Sal 115,12-13.15-16be.17-18

R/. Alzaré la copa de la salvación,
invocando el nombre del Señor

Mucho le cuesta al Señor la muerte de sus fieles.
Siervo tuyo soy, hijo de tu esclava:
rompiste mis cadenas. R/.

Te ofreceré un sacrificio de alabanza,
invocando tu nombre, Señor.
Cumpliré al Señor mis votos
en presencia de todo el pueblo. R/.

Evangelio

Lectura del santo evangelio según san Mateo (12,1-8):

Un sábado de aquéllos, Jesús atravesaba un sembrado; los discípulos, que tenían hambre, empezaron a arrancar espigas y a comérselas.
Los fariseos, al verlo, le dijeron: «Mira, tus discípulos están haciendo una cosa que no está permitida en sábado.»
Les replicó: «¿No habéis leído lo que hizo David, cuando él y sus hombres sintieron hambre?
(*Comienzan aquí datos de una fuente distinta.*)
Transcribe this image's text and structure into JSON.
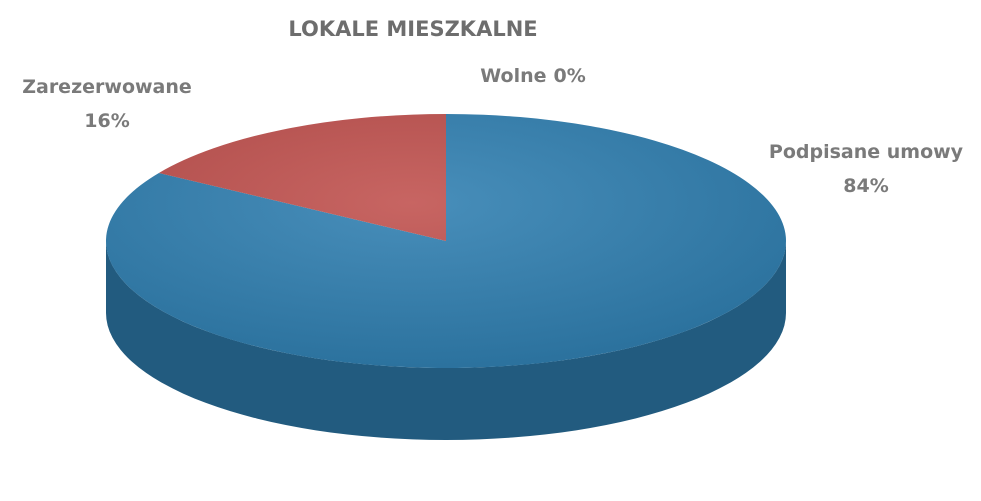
{
  "chart_data": {
    "type": "pie",
    "title": "LOKALE MIESZKALNE",
    "categories": [
      "Podpisane umowy",
      "Zarezerwowane",
      "Wolne"
    ],
    "values": [
      84,
      16,
      0
    ],
    "value_labels": [
      "84%",
      "16%",
      "0%"
    ],
    "colors": [
      "#2f7fb1",
      "#c0504d",
      "#9bbb59"
    ]
  }
}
Entró en la casa de Dios y comieron de los panes presentados, cosa que no les estaba permitida ni a él ni a sus compañeros, sino sólo a los sacerdotes. ¿Y no habéis leído en la Ley que los sacerdotes pueden violar el sábado en el templo sin incurrir en culpa? Pues os digo que aquí hay uno que es más que el templo. Si comprendierais lo que significa «quiero misericordia y no sacrificio», no condenaríais a los que no tienen culpa. Porque el Hijo del hombre es señor del sábado.»